Section 61 -- Gross Income Defined

IRS Headnote

Foreign rental profits; currency conversion. A U.S. calendar year individual whose rental profits from property he owns in a foreign country are deposited in that country and periodically transferred to him in the U.S. should, before deducting depreciation, convert the transfers into dollars at the exchange rate in effect on each transfer date and may compute the rate for any unremitted profit by dividing by 12 the total of the closing rates of exchange for all months in the year. Depreciation computed in dollars is separately determined.

Full Text

Rev. Rul. 75-90

A United States individual calendar year taxpayer owns an apartment building in foreign country R. A bank located in R acts as agent for the taxpayer in administering the income and expenses of the apartment building. For 1974, as well as for all prior years, the taxpayer realized a net profit from his ownership of this rental property. The income is received and the expenses are paid in the currency of R. During the year 1974, over 100 separate transactions were recorded in the taxpayer's account held by the bank. The taxpayer arranges about once a year for the transfer to the United States of part or all (depending on need) of the accumulated funds in the bank account. Foreign exchange rates fluctuated constantly during 1974. For each of the taxable years prior to 1974 the unremitted rental profit in R currency was converted to United States dollars by use of the exchange rate at December 31. For the taxable year 1974, the taxpayer requested that he be permitted to convert his rental profit by use of an average monthly exchange rate.

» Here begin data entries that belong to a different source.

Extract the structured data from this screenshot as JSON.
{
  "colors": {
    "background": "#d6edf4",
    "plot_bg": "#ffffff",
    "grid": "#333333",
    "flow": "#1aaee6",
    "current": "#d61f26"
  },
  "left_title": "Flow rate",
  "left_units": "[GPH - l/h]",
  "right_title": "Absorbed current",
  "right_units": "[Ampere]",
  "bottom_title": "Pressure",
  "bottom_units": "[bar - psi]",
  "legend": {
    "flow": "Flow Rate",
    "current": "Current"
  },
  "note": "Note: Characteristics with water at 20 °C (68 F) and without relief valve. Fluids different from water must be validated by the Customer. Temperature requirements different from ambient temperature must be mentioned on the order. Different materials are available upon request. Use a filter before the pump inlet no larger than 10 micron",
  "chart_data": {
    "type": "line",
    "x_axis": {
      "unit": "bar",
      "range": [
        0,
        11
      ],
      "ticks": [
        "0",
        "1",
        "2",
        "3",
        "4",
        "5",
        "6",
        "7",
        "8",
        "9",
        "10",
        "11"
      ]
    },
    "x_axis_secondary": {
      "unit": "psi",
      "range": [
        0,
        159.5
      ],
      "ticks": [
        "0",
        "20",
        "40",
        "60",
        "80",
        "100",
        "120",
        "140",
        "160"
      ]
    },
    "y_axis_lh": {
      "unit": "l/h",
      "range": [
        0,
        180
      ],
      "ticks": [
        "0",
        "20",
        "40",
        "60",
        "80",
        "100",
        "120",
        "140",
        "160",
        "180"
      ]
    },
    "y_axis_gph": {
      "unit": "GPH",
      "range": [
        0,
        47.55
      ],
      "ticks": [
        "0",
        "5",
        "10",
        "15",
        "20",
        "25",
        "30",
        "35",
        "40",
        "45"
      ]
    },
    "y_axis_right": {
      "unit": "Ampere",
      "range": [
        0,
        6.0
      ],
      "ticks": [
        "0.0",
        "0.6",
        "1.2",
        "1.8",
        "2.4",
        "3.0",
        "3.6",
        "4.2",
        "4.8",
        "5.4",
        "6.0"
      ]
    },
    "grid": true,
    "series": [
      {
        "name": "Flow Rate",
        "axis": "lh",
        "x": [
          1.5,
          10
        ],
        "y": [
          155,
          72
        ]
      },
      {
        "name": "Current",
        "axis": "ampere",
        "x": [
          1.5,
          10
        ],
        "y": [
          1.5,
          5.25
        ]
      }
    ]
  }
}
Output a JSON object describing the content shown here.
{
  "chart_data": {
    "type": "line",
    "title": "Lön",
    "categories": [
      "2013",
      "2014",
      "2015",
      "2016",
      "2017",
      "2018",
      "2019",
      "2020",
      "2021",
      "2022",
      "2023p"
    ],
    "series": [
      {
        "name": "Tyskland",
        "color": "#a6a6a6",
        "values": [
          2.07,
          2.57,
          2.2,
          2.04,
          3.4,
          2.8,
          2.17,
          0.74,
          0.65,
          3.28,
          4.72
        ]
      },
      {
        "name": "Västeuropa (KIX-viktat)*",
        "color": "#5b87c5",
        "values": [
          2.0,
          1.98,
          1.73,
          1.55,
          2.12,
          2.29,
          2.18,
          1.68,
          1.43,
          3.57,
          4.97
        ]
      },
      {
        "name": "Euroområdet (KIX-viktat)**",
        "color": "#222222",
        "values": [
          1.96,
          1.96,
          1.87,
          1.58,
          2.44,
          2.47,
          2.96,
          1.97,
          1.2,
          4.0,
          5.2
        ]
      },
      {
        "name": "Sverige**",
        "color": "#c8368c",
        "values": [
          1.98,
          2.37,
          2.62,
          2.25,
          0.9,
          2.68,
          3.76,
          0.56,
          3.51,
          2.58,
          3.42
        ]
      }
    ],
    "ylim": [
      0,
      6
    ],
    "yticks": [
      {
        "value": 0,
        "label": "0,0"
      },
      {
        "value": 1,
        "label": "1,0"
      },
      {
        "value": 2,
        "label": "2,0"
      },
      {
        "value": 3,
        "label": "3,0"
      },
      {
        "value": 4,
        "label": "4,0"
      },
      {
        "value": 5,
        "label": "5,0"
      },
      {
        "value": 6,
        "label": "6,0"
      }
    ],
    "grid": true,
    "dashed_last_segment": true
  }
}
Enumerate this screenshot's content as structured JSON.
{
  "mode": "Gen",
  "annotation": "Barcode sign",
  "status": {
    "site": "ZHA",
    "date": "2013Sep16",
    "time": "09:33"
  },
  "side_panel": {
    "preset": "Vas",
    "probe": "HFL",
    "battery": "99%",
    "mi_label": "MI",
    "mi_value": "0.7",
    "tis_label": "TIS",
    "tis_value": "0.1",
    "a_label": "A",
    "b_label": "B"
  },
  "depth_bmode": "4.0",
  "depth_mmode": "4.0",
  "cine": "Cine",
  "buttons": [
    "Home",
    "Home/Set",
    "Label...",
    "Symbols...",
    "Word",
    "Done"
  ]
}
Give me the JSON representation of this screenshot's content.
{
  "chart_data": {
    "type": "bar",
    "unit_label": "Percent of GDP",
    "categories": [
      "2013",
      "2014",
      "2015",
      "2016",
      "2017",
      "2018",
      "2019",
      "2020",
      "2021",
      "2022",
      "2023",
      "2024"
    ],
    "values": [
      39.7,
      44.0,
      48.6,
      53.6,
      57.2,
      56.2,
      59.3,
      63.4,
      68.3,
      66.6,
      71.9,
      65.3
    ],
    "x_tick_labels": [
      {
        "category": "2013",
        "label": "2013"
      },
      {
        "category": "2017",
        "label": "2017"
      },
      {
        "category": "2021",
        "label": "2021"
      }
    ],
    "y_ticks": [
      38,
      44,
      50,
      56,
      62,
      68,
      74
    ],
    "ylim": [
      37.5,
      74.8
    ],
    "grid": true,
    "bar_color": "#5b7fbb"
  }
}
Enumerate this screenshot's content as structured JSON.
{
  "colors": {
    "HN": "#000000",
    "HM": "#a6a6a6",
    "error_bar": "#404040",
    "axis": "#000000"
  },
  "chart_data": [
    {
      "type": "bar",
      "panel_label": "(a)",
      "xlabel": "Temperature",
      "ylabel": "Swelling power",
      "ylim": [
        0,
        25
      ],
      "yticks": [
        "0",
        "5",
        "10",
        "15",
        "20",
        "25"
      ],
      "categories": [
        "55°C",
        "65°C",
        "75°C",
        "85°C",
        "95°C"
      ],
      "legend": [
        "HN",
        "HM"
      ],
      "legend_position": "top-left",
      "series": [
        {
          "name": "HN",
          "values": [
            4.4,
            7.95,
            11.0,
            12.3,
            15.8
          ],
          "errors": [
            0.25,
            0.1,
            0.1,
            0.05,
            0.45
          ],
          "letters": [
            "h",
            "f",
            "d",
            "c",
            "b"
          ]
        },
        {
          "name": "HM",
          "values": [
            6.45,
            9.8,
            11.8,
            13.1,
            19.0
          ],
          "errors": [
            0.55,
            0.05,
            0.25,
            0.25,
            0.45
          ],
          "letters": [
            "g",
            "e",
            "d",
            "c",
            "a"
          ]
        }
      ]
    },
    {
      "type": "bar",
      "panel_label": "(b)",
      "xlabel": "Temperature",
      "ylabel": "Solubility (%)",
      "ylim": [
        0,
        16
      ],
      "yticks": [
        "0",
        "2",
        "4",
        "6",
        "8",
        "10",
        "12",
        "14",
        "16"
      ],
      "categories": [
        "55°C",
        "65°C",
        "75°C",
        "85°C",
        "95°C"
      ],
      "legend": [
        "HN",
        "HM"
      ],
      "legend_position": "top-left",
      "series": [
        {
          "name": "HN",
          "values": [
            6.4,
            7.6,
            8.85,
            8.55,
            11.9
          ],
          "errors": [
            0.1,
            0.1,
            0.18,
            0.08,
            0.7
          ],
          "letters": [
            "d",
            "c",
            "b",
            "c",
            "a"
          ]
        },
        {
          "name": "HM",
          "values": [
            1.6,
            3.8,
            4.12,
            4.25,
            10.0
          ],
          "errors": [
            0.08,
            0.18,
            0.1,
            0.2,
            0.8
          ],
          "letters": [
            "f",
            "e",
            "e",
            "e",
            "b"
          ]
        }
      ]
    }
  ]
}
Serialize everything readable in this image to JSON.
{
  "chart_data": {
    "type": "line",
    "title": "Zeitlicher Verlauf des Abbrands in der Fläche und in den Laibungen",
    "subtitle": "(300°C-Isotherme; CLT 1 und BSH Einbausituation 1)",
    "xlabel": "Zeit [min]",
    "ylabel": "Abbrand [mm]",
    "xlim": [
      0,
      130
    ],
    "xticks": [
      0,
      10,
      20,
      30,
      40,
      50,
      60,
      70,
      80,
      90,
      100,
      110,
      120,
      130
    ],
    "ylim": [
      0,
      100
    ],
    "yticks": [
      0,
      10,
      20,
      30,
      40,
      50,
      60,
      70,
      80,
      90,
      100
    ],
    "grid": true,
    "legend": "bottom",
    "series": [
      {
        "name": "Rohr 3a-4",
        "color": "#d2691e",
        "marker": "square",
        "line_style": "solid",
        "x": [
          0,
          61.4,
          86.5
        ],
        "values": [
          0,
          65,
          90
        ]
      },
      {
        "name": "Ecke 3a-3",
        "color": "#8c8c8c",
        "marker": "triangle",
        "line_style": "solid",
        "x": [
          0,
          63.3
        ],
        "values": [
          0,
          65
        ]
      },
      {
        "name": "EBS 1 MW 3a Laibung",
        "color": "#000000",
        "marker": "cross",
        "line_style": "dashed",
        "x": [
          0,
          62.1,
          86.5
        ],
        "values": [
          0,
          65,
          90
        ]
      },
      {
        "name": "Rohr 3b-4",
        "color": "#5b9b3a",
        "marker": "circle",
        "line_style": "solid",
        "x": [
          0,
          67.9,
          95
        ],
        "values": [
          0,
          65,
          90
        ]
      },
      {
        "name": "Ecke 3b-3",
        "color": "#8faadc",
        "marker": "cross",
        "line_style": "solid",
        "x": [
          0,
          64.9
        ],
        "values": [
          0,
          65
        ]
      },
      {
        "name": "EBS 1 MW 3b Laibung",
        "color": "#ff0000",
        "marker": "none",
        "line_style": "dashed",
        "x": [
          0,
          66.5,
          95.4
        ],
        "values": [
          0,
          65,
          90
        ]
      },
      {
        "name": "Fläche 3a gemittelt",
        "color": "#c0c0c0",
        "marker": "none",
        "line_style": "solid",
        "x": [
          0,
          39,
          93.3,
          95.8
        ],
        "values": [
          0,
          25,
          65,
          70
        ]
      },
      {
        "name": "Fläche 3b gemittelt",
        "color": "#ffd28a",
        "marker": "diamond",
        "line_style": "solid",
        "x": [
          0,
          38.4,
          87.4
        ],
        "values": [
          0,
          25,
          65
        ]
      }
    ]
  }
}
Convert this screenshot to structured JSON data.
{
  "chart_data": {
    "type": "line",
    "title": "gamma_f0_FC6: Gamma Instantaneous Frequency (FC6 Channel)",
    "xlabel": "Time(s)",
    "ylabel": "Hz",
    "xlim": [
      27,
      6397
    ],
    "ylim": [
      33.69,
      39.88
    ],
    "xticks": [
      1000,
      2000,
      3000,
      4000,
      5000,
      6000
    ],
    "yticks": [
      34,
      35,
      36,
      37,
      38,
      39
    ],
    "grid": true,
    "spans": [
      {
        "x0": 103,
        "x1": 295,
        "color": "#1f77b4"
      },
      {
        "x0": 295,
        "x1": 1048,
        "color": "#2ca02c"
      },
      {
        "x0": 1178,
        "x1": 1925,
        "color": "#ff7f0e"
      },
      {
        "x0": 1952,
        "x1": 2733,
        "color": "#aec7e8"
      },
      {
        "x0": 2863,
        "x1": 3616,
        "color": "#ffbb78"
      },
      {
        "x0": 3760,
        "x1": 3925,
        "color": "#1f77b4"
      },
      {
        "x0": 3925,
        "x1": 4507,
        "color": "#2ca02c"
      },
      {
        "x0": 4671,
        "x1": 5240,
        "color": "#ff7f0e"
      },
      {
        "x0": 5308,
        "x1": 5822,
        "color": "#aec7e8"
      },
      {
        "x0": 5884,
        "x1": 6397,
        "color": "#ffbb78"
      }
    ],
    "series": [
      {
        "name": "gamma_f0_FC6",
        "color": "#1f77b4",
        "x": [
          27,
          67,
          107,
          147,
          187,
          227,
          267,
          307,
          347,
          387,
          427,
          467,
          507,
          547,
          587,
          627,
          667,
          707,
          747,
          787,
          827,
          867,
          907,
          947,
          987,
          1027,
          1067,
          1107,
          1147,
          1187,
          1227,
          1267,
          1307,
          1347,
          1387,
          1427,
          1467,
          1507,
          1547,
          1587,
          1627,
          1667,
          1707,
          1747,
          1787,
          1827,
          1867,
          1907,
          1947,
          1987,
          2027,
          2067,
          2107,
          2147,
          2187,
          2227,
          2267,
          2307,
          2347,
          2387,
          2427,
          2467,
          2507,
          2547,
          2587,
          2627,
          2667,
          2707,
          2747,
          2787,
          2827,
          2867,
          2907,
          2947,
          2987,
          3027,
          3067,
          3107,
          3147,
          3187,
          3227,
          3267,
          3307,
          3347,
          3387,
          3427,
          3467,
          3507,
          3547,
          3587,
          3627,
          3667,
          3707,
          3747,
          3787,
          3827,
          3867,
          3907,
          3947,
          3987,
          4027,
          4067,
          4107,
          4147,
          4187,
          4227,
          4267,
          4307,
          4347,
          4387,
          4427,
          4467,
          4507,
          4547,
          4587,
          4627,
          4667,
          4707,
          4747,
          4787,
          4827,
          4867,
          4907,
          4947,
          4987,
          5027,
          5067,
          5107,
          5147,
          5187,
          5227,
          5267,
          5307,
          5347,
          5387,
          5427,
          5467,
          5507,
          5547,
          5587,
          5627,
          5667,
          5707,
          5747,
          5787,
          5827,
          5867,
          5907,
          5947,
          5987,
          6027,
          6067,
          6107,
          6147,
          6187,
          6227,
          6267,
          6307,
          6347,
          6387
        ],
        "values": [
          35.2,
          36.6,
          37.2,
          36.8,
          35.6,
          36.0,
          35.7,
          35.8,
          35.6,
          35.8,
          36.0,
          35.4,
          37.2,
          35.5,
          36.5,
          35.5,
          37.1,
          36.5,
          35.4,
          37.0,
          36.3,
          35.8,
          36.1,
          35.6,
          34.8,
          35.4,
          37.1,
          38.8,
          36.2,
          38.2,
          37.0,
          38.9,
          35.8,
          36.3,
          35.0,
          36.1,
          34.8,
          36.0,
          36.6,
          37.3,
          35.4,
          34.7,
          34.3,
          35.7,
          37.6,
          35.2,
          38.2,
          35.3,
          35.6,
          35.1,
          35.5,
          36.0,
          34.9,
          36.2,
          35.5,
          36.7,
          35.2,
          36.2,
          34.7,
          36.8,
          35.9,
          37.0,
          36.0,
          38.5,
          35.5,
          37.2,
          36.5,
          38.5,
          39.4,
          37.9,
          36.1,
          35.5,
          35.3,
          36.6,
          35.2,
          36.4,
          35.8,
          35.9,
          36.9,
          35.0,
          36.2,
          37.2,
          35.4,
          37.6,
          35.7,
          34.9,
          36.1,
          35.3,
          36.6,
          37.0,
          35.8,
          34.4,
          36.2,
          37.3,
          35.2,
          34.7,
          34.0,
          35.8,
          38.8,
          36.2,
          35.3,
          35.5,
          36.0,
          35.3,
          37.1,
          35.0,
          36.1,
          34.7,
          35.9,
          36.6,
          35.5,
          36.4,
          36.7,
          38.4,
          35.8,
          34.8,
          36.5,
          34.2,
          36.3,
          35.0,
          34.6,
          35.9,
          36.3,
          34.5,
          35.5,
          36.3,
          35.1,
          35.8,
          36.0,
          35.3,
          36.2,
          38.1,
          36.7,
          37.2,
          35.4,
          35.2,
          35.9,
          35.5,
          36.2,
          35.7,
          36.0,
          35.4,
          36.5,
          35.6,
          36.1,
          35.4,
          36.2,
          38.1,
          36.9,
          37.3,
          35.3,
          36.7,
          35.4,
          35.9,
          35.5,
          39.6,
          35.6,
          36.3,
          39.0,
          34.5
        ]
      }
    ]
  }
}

The taxpayer was granted permission to compute his rental income as follows:

From the rental profit for the taxable year computed in R currency without deducting depreciation, subtract any remittances computed in R currency during the taxable year to determine the unremitted profit expressed in R currency. Convert the remittances in R currency to dollars at the rate of exchange on each date of the remittance and convert the unremitted profit in R currency to dollars by using a simple average exchange rate determined by dividing the sum of the closing rate of exchange for each of the calendar months ending in 1974 by 12. From the sum of these two amounts expressed in dollars subtract depreciation computed in dollars by reference to the basis of the property as of the date of acquisition by using the rate of exchange of the foreign currency used in the acquisition of the property on such date. The remainder is the rental income expressed in United States dollars to be taxed in 1974.

Any further change in the method of determining the profit of rental property located in country R in terms of dollars would be a change in method of accounting under section 446(e) of the Internal Revenue Code of 1954 that would again require the consent of the Commissioner of Internal Revenue.